A New Perspective
My trainer Heidi and I were talking about our parents in my last session. (I’ve been working with Heidi for almost a decade and definitely referred to her as “my second therapist” back when I was still seeing my therapist.)
At first, it was pretty light, funny stories - like the time that my dad got so mad at a car salesman for trying to pressure him into buying a car that day (instead of letting him go home and “sleep on it”) that he immediately left, went to another car lot, and bought a car that day, without sleeping on it, mostly out of spite.
But then, as we kept talking, I told Heidi something about my dad that I’ve never been able to figure out. After Dad died, Mom sent me a bunch of paperwork from Dad’s desk - including a big stack of performance reviews that my dad had gotten at various jobs throughout his career.

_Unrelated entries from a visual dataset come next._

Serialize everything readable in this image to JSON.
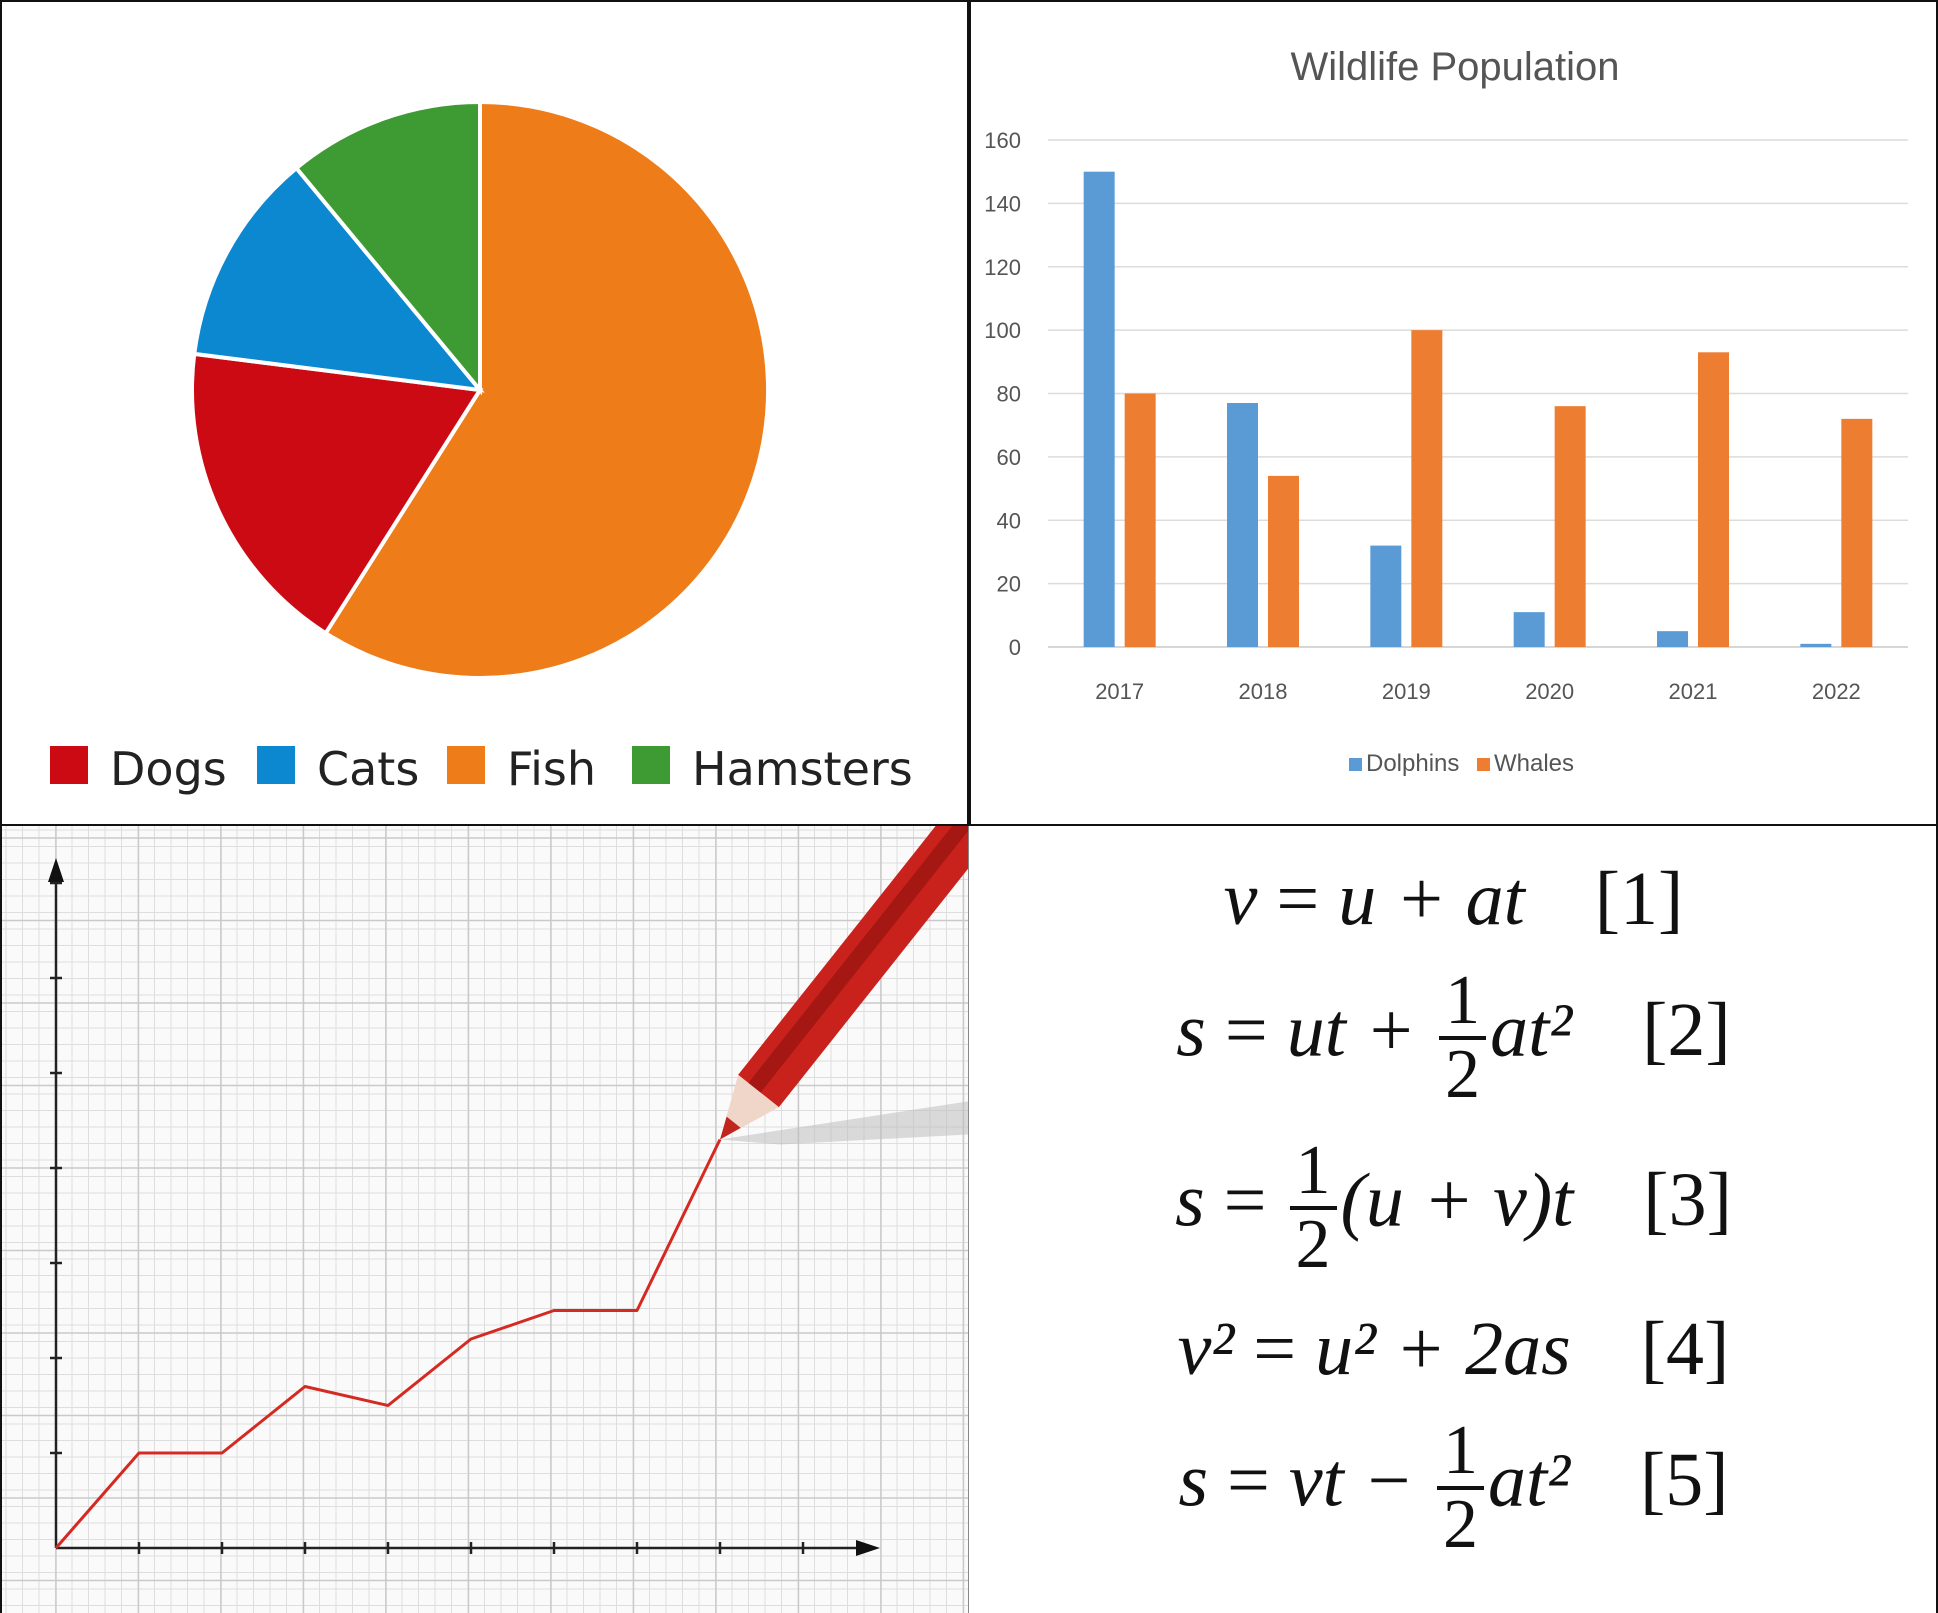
{
  "chart_data": [
    {
      "type": "pie",
      "title": "",
      "legend_position": "bottom",
      "slices": [
        {
          "label": "Dogs",
          "value": 18,
          "color": "#cc0a14"
        },
        {
          "label": "Cats",
          "value": 12,
          "color": "#0b88d0"
        },
        {
          "label": "Fish",
          "value": 59,
          "color": "#ee7c19"
        },
        {
          "label": "Hamsters",
          "value": 11,
          "color": "#3e9a33"
        }
      ]
    },
    {
      "type": "bar",
      "title": "Wildlife Population",
      "xlabel": "",
      "ylabel": "",
      "ylim": [
        0,
        160
      ],
      "yticks": [
        0,
        20,
        40,
        60,
        80,
        100,
        120,
        140,
        160
      ],
      "grid": true,
      "legend_position": "bottom",
      "categories": [
        "2017",
        "2018",
        "2019",
        "2020",
        "2021",
        "2022"
      ],
      "series": [
        {
          "name": "Dolphins",
          "color": "#5b9bd5",
          "values": [
            150,
            77,
            32,
            11,
            5,
            1
          ]
        },
        {
          "name": "Whales",
          "color": "#ed7d31",
          "values": [
            80,
            54,
            100,
            76,
            93,
            72
          ]
        }
      ]
    },
    {
      "type": "line",
      "title": "",
      "xlabel": "",
      "ylabel": "",
      "grid": true,
      "color": "#d42a22",
      "x": [
        0,
        1,
        2,
        3,
        4,
        5,
        6,
        7,
        8
      ],
      "values": [
        0,
        1,
        1,
        1.7,
        1.5,
        2.2,
        2.5,
        2.5,
        4.3
      ]
    }
  ],
  "equations": {
    "eq1": {
      "lhs": "v",
      "rhs": "u + at",
      "tag": "[1]"
    },
    "eq2": {
      "lhs": "s",
      "a": "ut +",
      "num": "1",
      "den": "2",
      "b": "at²",
      "tag": "[2]"
    },
    "eq3": {
      "lhs": "s",
      "num": "1",
      "den": "2",
      "b": "(u + v)t",
      "tag": "[3]"
    },
    "eq4": {
      "lhs": "v²",
      "rhs": "u² + 2as",
      "tag": "[4]"
    },
    "eq5": {
      "lhs": "s",
      "a": "vt −",
      "num": "1",
      "den": "2",
      "b": "at²",
      "tag": "[5]"
    }
  }
}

That in and of itself is not the weird thing - to me, the weird thing is that Dad kept these reviews even though they weren’t good reviews. I get keeping copies of documentation that is full of compliments - I do it all the time. But Dad had stored pages and pages of notes from multiple jobs that essentially said, “hey, you’re doing fine but not great; you talk back too much and you don’t have a good attitude; you would be more successful here if you learned how to shut up and nod along when your boss talks to you.” (It’s not even the reviews he was getting that surprised me - that’s all very on-brand for Dad - it’s just that he KEPT them.)
“I don’t understand it,” I told Heidi. “It feels like self-torture - why would you keep all this documentation of the fact that you didn’t belong and they didn’t appreciate you?”
But Heidi didn’t see it that way at all - I don’t remember her exact words (except for the fact that she yelled “HOLD MY DIIIIIIIICK” at one point), but to her, it was a power play. It was a reclaiming, as if to say, “Yeah, that’s who I am - you see me, but you can’t change me. I have it in fucking WRITING that I know who I am and I won’t shift it an inch for you.”
Which was SO GOOD for me to hear, both because it’s been a long time since someone (especially someone who never met and did not know my dad) gave me a different perspective on something Dad did, but also because it made me so sad to think about Dad glumly filing these papers away, letting the words get to him. It makes me feel much better to think of Dad smirking at his desk, putting the reviews away as a giant middle finger to everyone who didn’t appreciate him for who he was.